Ayçiçek yağı ve başka alternatif yağlar için ihracat beklentileri de belirsizliğini koruyor. Hindistan, Avrupa Birliği, Çin, İran ve Türkiye de dahil olmak üzere büyük ayçiçek yağı ithalatçıları, hurma, soya ve kolza tohumu yağları üzerinde yayılma tesiri oluşturabilecek, öteki tedarikçiler yahut başka bitkisel yağlar bulmak zorunda kalacaklar” diye konuştu.
FAO, global besin tedariğini tehdit eden bu olayları karşı izlenebilecek şu 5 siyaset teklifinde bulundu.
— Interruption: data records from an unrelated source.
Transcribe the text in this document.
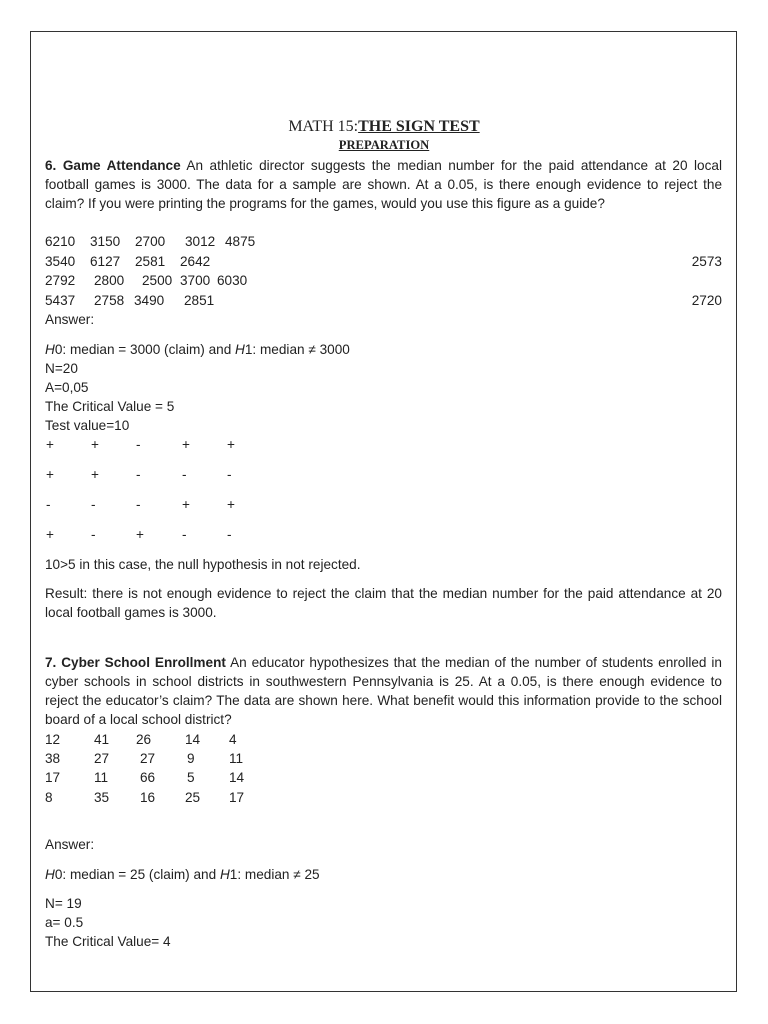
MATH 15:THE SIGN TEST
PREPARATION
6. Game Attendance An athletic director suggests the median number for the paid attendance at 20 local football games is 3000. The data for a sample are shown. At a 0.05, is there enough evidence to reject the claim? If you were printing the programs for the games, would you use this figure as a guide?
6210 3150 2700 3012 4875
3540 6127 2581 2642	2573
2792 2800 2500 3700 6030
5437 2758 3490 2851	2720
Answer:
H0: median = 3000 (claim) and H1: median ≠ 3000
N=20
A=0,05
The Critical Value = 5
Test value=10
+	+	-	+	+
+	+	-	-	-
-	-	-	+	+
+	-	+	-	-
10>5 in this case, the null hypothesis in not rejected.
Result: there is not enough evidence to reject the claim that the median number for the paid attendance at 20 local football games is 3000.
7. Cyber School Enrollment An educator hypothesizes that the median of the number of students enrolled in cyber schools in school districts in southwestern Pennsylvania is 25. At a 0.05, is there enough evidence to reject the educator’s claim? The data are shown here. What benefit would this information provide to the school board of a local school district?
12 41 26 14 4
38 27 27 9	11
17 11 66 5	14
8	35 16 25 17
Answer:
H0: median = 25 (claim) and H1: median ≠ 25
N= 19
a= 0.5
The Critical Value= 4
“Küresel besin ve gübre ticaretini açık tutun. Yerli ve global talepleri karşılamak için gerekli üretim ve pazarlama faaliyetlerini korumak için her türlü gayret gösterilmelidir. Tedarik zincirleri çalışmaya devam etmeli, bu da hala hizmet veren bitkisel, hayvansal ve besin sürece altyapılarını ve tüm lojistik sistemleri korumak manasına geliyor.
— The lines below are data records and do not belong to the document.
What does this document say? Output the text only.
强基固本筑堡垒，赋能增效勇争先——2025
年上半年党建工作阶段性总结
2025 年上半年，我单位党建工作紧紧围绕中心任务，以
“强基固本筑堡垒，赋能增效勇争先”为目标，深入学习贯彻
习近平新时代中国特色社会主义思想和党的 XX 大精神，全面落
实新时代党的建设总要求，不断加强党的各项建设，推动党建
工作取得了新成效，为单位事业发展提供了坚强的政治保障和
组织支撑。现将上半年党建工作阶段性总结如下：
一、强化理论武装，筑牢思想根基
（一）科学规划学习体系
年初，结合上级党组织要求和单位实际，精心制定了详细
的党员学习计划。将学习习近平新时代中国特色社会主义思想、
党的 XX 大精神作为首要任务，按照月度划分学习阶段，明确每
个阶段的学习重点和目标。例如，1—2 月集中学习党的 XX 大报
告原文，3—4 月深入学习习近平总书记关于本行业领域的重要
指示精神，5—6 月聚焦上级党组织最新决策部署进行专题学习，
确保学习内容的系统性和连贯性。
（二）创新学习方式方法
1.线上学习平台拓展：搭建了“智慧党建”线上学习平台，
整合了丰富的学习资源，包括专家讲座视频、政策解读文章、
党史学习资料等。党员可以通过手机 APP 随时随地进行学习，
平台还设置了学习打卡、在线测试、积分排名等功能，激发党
Yeni ve daha çeşitli besin tedarikçileri bulun. Rusya ve Ukrayna’dan besin ithalatına bağımlı ülkeler şoku emmek için alternatif tedarikçiler aramalıdır. Ayrıyeten mevcut besin stoklarına güvenmeli ve insanların sağlıklı diyetlere erişimini sağlamak için yerli üretimlerini çeşitlendirmelidirler.
Ülke ortasında yerlerinden edilmiş bireyler de dahil olmak üzere hassas kümeleri destekleyin. Hükümetler hassas insanları korumak için toplumsal güvenlik ağlarını genişletmelidir. Ukrayna’da, muhtaçlığı olan insanlara ulaşmak için memleketler arası kuruluşlar devreye girmelidir. Dünya genelinde çatışma niçiniyle epey daha fazla insan yoksulluk ve açlığa itilecek ve onlara vaktinde ve düzgün hedeflenmiş toplumsal muhafaza programları sunmalıyız.
Anlık siyaset reaksiyonlarından kaçının. Besin arz güvenliği için her türlü önlemi yürürlüğe koymadan evvel, hükümetler, milletlerarası piyasalar üstündeki ihtimal tesirlerini göz önünde bulundurmak zorundadır.
İthalat tarifelerindeki düşüşler yahut ihracat kısıtlamalarının kullanılması, her bir ülkenin besin güvenliği meselelerinin kısa vadede çözülmesine yardımcı olabilir, fakat global pazarlardaki fiyatları artıracaktır.
Piyasa şeffaflığını ve diyaloğu güçlendirin. Global piyasa şartları hakkında daha fazla şeffaflık ve bilgi, ziraî emtia piyasaları değişken olduğunda hükümetlerin ve yatırımcıların şuurlu kararlar almasına yardımcı olabilir. G-20’nin Ziraî Piyasa Bilgi Sistemi (AMIS) üzere teşebbüsler, objektif ve vaktinde piyasa değerlendirmeleri sağlayarak bu şeffaflığı artırmaktadır.”